Fernandez here notes that there are several ‘guardrails’ to consider in this regard. For instance, from a data sanitization perspective, enterprises must be strict and critical when selecting a provider. This requires evaluating how providers communicate their data processing methods, including data cleaning, sanitization and de-duplication.
“Data segmentation is vital to keep the open data that is accessible to the LLM and the mission-critical or sensitive data physically and logically separate,” insisted Fernandez. “The organization must also conduct periodic audits to ensure that the data processing and handling comply with relevant data protection laws and industry standards. Using tools and practices for identifying and redacting personally identifiable information (PII) before it is processed by the LLM is vital.”
Furthermore, an organization must establish processes for reviewing the LLM’s outputs (tasting the broth as it is cooked, right?), especially in applications where sensitive data might be involved. As such, implementing feedback loops where anomalies or potential data breaches are quickly identified and addressed is critical. It’s also essential to stay informed about legal and ethical considerations, ensuring a responsible and safe use of technology.
The source of open source
“We need to remember that closed source (i.e. as opposed to open source) LLMs, recommended for companies with proprietary information or custom solutions, suit the need for strict data governance and dedicated support. Meanwhile, open source LLMs are ideal for collaborative projects without proprietary constraints. This choice significantly impacts the efficiency and safety of the development process,” said Hycu’s Fernandez. “Developers can also consider using prompt injections. This is using a prompt that alters the model and can even unlock responses usually not available. Most of these injections are benign and involve people experimenting and testing the limits of the model. However, some can do so for unethical purposes.”
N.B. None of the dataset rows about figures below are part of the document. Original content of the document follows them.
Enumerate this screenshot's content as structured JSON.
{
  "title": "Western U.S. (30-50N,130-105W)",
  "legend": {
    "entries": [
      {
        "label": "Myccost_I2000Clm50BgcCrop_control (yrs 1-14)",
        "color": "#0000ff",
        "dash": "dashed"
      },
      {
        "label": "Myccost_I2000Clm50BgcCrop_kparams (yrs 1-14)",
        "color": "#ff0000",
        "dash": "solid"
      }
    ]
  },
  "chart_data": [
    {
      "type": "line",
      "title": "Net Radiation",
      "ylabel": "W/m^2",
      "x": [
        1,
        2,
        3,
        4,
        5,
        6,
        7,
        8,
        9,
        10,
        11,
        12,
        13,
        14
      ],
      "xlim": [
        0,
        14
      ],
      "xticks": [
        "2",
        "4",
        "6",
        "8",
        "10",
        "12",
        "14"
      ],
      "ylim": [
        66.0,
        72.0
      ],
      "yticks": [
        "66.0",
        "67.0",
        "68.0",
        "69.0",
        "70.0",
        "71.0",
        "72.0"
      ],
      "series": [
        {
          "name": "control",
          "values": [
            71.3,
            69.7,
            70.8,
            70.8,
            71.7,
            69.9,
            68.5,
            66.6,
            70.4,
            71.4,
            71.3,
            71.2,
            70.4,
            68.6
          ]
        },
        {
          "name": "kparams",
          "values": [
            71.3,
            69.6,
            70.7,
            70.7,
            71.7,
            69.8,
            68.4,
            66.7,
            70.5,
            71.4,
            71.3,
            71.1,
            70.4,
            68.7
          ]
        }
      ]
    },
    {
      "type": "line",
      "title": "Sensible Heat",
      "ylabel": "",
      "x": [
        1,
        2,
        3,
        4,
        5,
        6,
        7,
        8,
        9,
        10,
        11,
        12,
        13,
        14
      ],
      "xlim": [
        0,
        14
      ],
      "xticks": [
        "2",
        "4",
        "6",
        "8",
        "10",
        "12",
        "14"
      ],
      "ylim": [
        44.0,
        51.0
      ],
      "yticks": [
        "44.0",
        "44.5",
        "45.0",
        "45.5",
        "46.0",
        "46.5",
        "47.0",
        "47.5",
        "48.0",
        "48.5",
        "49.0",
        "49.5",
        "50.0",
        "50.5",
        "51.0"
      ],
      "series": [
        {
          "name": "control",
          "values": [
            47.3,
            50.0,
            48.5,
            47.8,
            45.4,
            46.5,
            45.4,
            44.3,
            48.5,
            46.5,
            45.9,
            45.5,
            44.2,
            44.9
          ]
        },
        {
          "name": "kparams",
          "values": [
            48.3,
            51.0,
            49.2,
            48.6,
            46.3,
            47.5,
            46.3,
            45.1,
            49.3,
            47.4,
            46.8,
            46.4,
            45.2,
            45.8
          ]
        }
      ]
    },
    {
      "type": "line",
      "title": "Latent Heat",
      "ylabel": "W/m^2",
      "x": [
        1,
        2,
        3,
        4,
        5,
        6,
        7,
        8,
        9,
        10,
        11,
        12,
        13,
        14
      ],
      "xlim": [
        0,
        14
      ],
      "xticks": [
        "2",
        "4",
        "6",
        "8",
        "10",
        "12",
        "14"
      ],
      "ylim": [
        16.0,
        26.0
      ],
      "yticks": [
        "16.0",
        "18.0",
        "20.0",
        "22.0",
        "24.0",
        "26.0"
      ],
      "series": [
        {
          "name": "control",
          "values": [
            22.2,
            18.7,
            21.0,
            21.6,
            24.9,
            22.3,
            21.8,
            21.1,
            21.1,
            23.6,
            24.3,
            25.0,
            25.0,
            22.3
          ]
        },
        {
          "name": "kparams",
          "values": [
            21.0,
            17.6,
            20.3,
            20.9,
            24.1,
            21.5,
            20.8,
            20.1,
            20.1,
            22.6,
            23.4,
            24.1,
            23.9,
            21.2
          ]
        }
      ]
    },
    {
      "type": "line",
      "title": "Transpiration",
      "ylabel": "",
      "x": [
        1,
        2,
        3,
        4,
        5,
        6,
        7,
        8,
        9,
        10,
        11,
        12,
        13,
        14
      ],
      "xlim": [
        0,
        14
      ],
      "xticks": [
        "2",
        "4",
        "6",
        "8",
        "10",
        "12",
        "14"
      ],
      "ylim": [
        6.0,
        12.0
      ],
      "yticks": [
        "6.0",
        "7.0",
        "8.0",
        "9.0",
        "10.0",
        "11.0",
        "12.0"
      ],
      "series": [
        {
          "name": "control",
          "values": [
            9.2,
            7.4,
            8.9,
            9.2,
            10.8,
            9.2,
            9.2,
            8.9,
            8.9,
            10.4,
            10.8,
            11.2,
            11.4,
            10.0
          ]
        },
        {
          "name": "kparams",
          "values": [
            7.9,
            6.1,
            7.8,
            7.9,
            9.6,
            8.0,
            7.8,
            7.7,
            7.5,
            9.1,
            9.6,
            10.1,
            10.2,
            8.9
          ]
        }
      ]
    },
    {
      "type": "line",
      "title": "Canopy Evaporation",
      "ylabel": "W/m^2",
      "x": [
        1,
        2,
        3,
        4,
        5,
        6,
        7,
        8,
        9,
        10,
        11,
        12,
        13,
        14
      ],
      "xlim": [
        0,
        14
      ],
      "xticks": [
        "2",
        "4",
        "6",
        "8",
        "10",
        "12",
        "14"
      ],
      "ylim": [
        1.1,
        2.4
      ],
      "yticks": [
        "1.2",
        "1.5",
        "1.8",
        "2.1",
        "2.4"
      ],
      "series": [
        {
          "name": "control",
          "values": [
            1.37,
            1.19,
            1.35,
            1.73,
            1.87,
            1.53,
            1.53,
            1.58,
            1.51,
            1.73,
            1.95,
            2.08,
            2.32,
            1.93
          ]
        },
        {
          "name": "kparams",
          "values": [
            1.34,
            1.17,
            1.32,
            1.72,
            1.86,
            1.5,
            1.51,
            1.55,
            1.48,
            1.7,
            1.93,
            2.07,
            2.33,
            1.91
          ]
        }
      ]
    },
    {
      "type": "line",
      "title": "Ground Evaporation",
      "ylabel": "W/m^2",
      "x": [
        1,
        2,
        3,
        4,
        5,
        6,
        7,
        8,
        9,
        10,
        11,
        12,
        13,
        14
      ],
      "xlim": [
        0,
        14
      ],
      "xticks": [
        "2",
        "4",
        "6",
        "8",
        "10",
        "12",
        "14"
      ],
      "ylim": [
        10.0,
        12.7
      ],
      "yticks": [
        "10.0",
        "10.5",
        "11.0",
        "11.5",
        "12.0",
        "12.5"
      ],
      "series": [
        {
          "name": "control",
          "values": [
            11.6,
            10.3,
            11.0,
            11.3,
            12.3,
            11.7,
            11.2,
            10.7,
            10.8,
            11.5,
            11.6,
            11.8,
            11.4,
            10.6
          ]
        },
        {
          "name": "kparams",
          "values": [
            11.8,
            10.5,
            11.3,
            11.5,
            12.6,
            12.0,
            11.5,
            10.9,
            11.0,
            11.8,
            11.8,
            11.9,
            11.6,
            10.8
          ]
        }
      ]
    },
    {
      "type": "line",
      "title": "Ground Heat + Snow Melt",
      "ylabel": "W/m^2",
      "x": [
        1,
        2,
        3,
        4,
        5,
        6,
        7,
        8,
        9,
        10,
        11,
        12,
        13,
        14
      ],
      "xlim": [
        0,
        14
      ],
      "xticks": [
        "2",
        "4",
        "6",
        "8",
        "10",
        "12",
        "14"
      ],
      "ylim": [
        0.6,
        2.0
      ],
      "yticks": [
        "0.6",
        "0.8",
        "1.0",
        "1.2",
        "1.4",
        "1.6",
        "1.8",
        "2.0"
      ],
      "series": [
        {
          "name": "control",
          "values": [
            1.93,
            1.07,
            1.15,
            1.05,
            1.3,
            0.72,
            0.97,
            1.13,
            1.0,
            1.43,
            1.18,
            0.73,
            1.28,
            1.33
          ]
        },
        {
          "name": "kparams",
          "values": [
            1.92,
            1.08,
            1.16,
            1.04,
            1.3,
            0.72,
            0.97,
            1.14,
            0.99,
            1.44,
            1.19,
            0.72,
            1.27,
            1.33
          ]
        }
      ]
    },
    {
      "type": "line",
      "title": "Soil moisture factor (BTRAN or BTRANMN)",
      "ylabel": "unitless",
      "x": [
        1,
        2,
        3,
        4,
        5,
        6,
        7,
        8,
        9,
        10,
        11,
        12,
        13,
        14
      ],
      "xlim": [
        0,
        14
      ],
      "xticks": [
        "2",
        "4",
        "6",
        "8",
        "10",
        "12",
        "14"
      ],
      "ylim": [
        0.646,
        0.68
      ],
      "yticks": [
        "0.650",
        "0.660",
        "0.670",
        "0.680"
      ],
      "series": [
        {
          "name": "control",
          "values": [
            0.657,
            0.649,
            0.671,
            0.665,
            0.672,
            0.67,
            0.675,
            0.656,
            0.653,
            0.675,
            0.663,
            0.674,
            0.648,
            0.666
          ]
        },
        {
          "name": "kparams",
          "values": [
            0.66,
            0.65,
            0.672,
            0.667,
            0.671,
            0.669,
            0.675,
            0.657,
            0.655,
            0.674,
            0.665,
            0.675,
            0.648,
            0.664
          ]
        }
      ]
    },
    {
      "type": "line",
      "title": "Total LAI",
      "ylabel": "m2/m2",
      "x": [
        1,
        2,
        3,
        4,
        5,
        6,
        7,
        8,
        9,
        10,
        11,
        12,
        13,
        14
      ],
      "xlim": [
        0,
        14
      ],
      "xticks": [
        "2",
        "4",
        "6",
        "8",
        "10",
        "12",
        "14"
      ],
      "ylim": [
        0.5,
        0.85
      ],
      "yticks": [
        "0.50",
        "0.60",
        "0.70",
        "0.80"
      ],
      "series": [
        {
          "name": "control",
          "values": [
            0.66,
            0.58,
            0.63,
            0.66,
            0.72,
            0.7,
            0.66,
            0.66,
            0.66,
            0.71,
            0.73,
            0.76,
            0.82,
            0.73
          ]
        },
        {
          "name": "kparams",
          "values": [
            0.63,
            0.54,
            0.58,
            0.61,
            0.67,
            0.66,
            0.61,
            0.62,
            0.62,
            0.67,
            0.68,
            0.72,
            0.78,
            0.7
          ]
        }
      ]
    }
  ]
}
Looking into the AI kitchen of the immediate future, we may likely find an increasing amount of language models and associated tooling given the automation treatment. It is only logical to automate and package up (like a ready meal) easily repeatable processes and functions, but it will still be a case of reading the ingredients lists, even if we can put some elements of our mixture through at microwave speed.
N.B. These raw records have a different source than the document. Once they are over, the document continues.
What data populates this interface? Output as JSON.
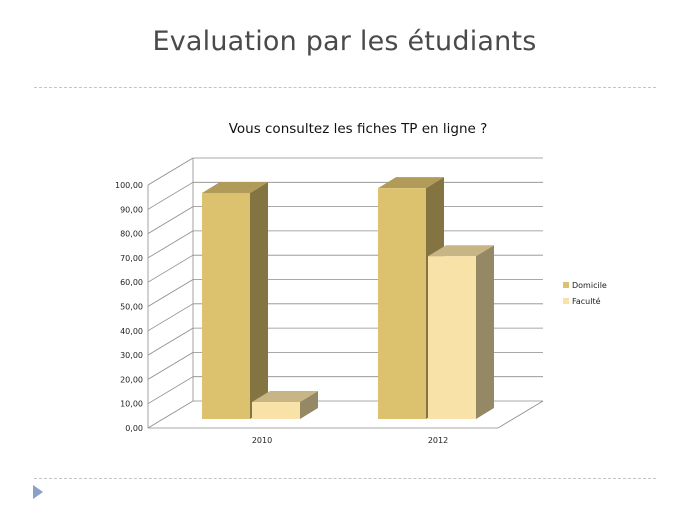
{
  "slide": {
    "title": "Evaluation par les étudiants"
  },
  "chart_data": {
    "type": "bar",
    "title": "Vous consultez les fiches TP en ligne ?",
    "categories": [
      "2010",
      "2012"
    ],
    "series": [
      {
        "name": "Domicile",
        "values": [
          93,
          95
        ],
        "color": "#dcc26e"
      },
      {
        "name": "Faculté",
        "values": [
          7,
          67
        ],
        "color": "#f9e2a8"
      }
    ],
    "ylim": [
      0,
      100
    ],
    "yticks": [
      "0,00",
      "10,00",
      "20,00",
      "30,00",
      "40,00",
      "50,00",
      "60,00",
      "70,00",
      "80,00",
      "90,00",
      "100,00"
    ],
    "grid": true,
    "legend_position": "right",
    "style": "3d-column"
  }
}
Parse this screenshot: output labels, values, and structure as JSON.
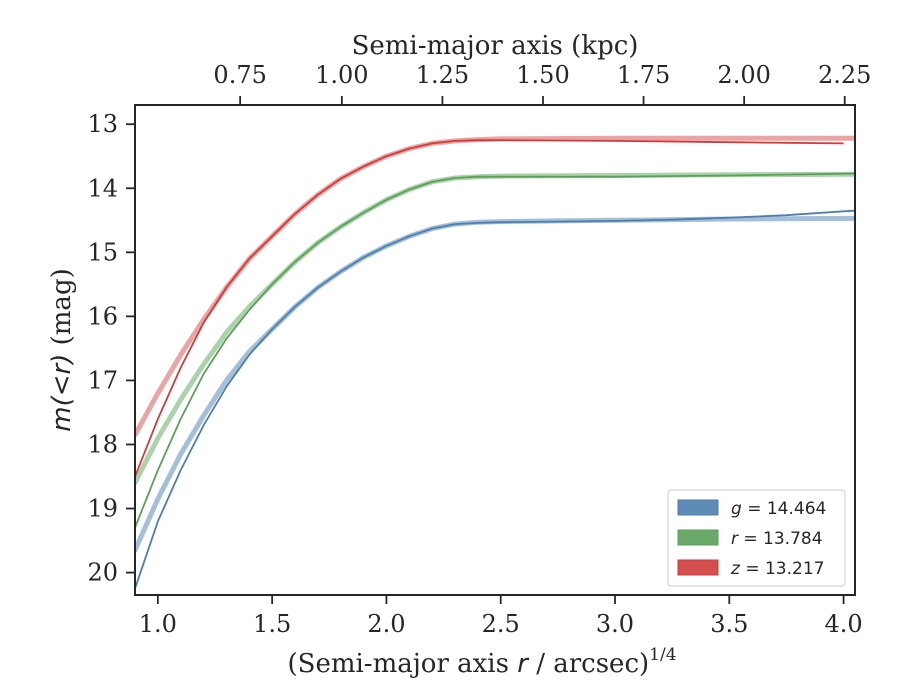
{
  "chart_data": {
    "type": "line",
    "xlabel_prefix": "(Semi-major axis ",
    "xlabel_var": "r",
    "xlabel_suffix": " / arcsec)",
    "xlabel_sup": "1/4",
    "ylabel_left": "m(<r)",
    "ylabel_right": " (mag)",
    "top_xlabel": "Semi-major axis (kpc)",
    "xlim": [
      0.9,
      4.05
    ],
    "ylim": [
      20.35,
      12.7
    ],
    "y_inverted": true,
    "x_ticks": [
      1.0,
      1.5,
      2.0,
      2.5,
      3.0,
      3.5,
      4.0
    ],
    "x_tick_labels": [
      "1.0",
      "1.5",
      "2.0",
      "2.5",
      "3.0",
      "3.5",
      "4.0"
    ],
    "y_ticks": [
      13,
      14,
      15,
      16,
      17,
      18,
      19,
      20
    ],
    "y_tick_labels": [
      "13",
      "14",
      "15",
      "16",
      "17",
      "18",
      "19",
      "20"
    ],
    "top_ticks_x": [
      1.36,
      1.805,
      2.245,
      2.685,
      3.125,
      3.565,
      4.005
    ],
    "top_tick_labels": [
      "0.75",
      "1.00",
      "1.25",
      "1.50",
      "1.75",
      "2.00",
      "2.25"
    ],
    "legend_position": "lower-right",
    "series": [
      {
        "label_var": "g",
        "label_value": " = 14.464",
        "color": "#4c7fae",
        "light_color": "#9bb8d5",
        "model": [
          [
            0.9,
            19.65
          ],
          [
            1.0,
            18.85
          ],
          [
            1.1,
            18.15
          ],
          [
            1.2,
            17.55
          ],
          [
            1.3,
            17.0
          ],
          [
            1.4,
            16.55
          ],
          [
            1.5,
            16.2
          ],
          [
            1.6,
            15.85
          ],
          [
            1.7,
            15.55
          ],
          [
            1.8,
            15.3
          ],
          [
            1.9,
            15.08
          ],
          [
            2.0,
            14.9
          ],
          [
            2.1,
            14.75
          ],
          [
            2.2,
            14.63
          ],
          [
            2.3,
            14.56
          ],
          [
            2.4,
            14.53
          ],
          [
            2.5,
            14.52
          ],
          [
            2.75,
            14.51
          ],
          [
            3.0,
            14.5
          ],
          [
            3.5,
            14.48
          ],
          [
            4.05,
            14.47
          ]
        ],
        "data": [
          [
            0.9,
            20.25
          ],
          [
            1.0,
            19.2
          ],
          [
            1.1,
            18.4
          ],
          [
            1.2,
            17.7
          ],
          [
            1.3,
            17.1
          ],
          [
            1.4,
            16.6
          ],
          [
            1.5,
            16.2
          ],
          [
            1.6,
            15.85
          ],
          [
            1.7,
            15.55
          ],
          [
            1.8,
            15.3
          ],
          [
            1.9,
            15.08
          ],
          [
            2.0,
            14.9
          ],
          [
            2.1,
            14.75
          ],
          [
            2.2,
            14.63
          ],
          [
            2.3,
            14.56
          ],
          [
            2.4,
            14.54
          ],
          [
            2.5,
            14.53
          ],
          [
            2.75,
            14.52
          ],
          [
            3.0,
            14.51
          ],
          [
            3.25,
            14.49
          ],
          [
            3.5,
            14.46
          ],
          [
            3.75,
            14.42
          ],
          [
            4.0,
            14.36
          ],
          [
            4.05,
            14.35
          ]
        ]
      },
      {
        "label_var": "r",
        "label_value": " = 13.784",
        "color": "#5aa05a",
        "light_color": "#a3cda3",
        "model": [
          [
            0.9,
            18.6
          ],
          [
            1.0,
            17.9
          ],
          [
            1.1,
            17.3
          ],
          [
            1.2,
            16.75
          ],
          [
            1.3,
            16.25
          ],
          [
            1.4,
            15.85
          ],
          [
            1.5,
            15.5
          ],
          [
            1.6,
            15.15
          ],
          [
            1.7,
            14.85
          ],
          [
            1.8,
            14.6
          ],
          [
            1.9,
            14.38
          ],
          [
            2.0,
            14.18
          ],
          [
            2.1,
            14.02
          ],
          [
            2.2,
            13.9
          ],
          [
            2.3,
            13.84
          ],
          [
            2.4,
            13.82
          ],
          [
            2.5,
            13.81
          ],
          [
            3.0,
            13.8
          ],
          [
            3.5,
            13.79
          ],
          [
            4.05,
            13.78
          ]
        ],
        "data": [
          [
            0.9,
            19.3
          ],
          [
            1.0,
            18.4
          ],
          [
            1.1,
            17.6
          ],
          [
            1.2,
            16.9
          ],
          [
            1.3,
            16.35
          ],
          [
            1.4,
            15.9
          ],
          [
            1.5,
            15.5
          ],
          [
            1.6,
            15.15
          ],
          [
            1.7,
            14.85
          ],
          [
            1.8,
            14.6
          ],
          [
            1.9,
            14.38
          ],
          [
            2.0,
            14.18
          ],
          [
            2.1,
            14.02
          ],
          [
            2.2,
            13.9
          ],
          [
            2.3,
            13.84
          ],
          [
            2.4,
            13.82
          ],
          [
            2.5,
            13.82
          ],
          [
            3.0,
            13.82
          ],
          [
            3.5,
            13.8
          ],
          [
            4.05,
            13.77
          ]
        ]
      },
      {
        "label_var": "z",
        "label_value": " = 13.217",
        "color": "#d03b3b",
        "light_color": "#e89a9a",
        "model": [
          [
            0.9,
            17.85
          ],
          [
            1.0,
            17.2
          ],
          [
            1.1,
            16.6
          ],
          [
            1.2,
            16.05
          ],
          [
            1.3,
            15.55
          ],
          [
            1.4,
            15.1
          ],
          [
            1.5,
            14.75
          ],
          [
            1.6,
            14.4
          ],
          [
            1.7,
            14.1
          ],
          [
            1.8,
            13.85
          ],
          [
            1.9,
            13.66
          ],
          [
            2.0,
            13.5
          ],
          [
            2.1,
            13.38
          ],
          [
            2.2,
            13.3
          ],
          [
            2.3,
            13.26
          ],
          [
            2.4,
            13.24
          ],
          [
            2.5,
            13.23
          ],
          [
            3.0,
            13.22
          ],
          [
            3.5,
            13.22
          ],
          [
            4.05,
            13.22
          ]
        ],
        "data": [
          [
            0.9,
            18.5
          ],
          [
            1.0,
            17.6
          ],
          [
            1.1,
            16.8
          ],
          [
            1.2,
            16.1
          ],
          [
            1.3,
            15.55
          ],
          [
            1.4,
            15.1
          ],
          [
            1.5,
            14.75
          ],
          [
            1.6,
            14.4
          ],
          [
            1.7,
            14.1
          ],
          [
            1.8,
            13.85
          ],
          [
            1.9,
            13.66
          ],
          [
            2.0,
            13.5
          ],
          [
            2.1,
            13.38
          ],
          [
            2.2,
            13.3
          ],
          [
            2.3,
            13.26
          ],
          [
            2.4,
            13.25
          ],
          [
            2.5,
            13.25
          ],
          [
            3.0,
            13.26
          ],
          [
            3.5,
            13.28
          ],
          [
            4.0,
            13.3
          ]
        ]
      }
    ]
  }
}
This notion is allied to Fernandez’s closing thoughts on the subject, as he expects LLMs to become more specialized and integrated into various industries. “This evolution mirrors the ongoing integration of AI into various enterprise applications. We will also see the introduction of AI into the enterprise fabric. For instance, Microsoft Copilot and AI integrations into GitHub,” he said.
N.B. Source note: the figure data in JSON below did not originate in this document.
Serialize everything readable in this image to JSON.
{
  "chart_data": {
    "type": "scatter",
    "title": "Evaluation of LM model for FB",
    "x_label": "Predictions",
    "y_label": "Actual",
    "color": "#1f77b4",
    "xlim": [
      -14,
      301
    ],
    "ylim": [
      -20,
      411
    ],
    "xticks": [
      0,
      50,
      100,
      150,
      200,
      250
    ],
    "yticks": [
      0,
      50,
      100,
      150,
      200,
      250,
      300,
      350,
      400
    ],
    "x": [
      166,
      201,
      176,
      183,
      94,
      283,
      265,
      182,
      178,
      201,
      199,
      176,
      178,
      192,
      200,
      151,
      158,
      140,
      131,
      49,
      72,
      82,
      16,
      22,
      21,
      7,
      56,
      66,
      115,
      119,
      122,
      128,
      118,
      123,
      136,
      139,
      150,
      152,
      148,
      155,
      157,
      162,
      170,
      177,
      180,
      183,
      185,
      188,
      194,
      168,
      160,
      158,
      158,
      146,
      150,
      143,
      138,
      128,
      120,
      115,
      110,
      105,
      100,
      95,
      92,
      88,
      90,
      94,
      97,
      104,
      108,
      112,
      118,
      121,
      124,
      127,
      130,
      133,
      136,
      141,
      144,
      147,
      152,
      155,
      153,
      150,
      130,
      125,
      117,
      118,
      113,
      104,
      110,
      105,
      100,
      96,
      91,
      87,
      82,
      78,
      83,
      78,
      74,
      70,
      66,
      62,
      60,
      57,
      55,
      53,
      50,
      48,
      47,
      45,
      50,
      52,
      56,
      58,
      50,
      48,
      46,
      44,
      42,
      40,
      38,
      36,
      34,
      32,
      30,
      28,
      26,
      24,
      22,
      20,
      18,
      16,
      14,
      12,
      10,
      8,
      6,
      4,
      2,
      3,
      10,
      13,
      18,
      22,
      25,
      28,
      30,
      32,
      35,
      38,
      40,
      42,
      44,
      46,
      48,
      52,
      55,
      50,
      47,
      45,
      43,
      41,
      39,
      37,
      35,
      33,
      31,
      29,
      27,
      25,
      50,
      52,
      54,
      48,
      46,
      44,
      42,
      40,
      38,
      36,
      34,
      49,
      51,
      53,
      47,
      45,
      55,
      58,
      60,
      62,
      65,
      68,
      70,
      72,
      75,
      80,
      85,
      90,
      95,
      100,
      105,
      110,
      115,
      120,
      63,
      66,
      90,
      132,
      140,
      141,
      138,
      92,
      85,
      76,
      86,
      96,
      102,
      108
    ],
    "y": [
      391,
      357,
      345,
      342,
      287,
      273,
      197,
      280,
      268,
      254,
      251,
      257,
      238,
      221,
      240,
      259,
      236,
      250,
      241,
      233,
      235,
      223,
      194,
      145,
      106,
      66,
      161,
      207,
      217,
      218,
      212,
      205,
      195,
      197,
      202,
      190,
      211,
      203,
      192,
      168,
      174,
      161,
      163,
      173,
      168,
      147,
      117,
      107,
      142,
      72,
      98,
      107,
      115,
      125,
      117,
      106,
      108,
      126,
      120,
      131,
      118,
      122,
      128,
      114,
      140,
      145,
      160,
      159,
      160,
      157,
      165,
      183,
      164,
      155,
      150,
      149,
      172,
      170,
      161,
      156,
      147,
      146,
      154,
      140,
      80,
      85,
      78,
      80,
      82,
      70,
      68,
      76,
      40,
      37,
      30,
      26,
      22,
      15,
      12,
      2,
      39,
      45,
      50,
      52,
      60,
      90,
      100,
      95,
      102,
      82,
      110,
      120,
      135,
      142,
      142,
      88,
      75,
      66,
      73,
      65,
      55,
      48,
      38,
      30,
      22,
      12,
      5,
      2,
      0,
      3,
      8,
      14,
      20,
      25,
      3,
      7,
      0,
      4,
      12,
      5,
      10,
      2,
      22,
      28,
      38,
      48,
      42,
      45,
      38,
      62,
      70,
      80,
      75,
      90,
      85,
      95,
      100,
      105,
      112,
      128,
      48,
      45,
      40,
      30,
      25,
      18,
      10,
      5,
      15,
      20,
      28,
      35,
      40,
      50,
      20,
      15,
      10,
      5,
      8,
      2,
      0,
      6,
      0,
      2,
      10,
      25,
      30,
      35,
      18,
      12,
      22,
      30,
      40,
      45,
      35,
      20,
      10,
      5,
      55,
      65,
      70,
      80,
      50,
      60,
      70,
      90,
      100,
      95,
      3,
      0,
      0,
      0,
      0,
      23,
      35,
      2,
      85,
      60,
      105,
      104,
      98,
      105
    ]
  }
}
Software will always be a mixture of ingredients, prepared to a specific recipe with many opportunities for experimentation, fusion and combination – and AI is a perfect breeding ground for more of those processes to happen. Just remember the guardrails so we know when to turn the oven off, think about who is going to really fluently understand what’s happening in their role as head chef… and assign the right responsibilities to the appropriate people to avoid too many cooks.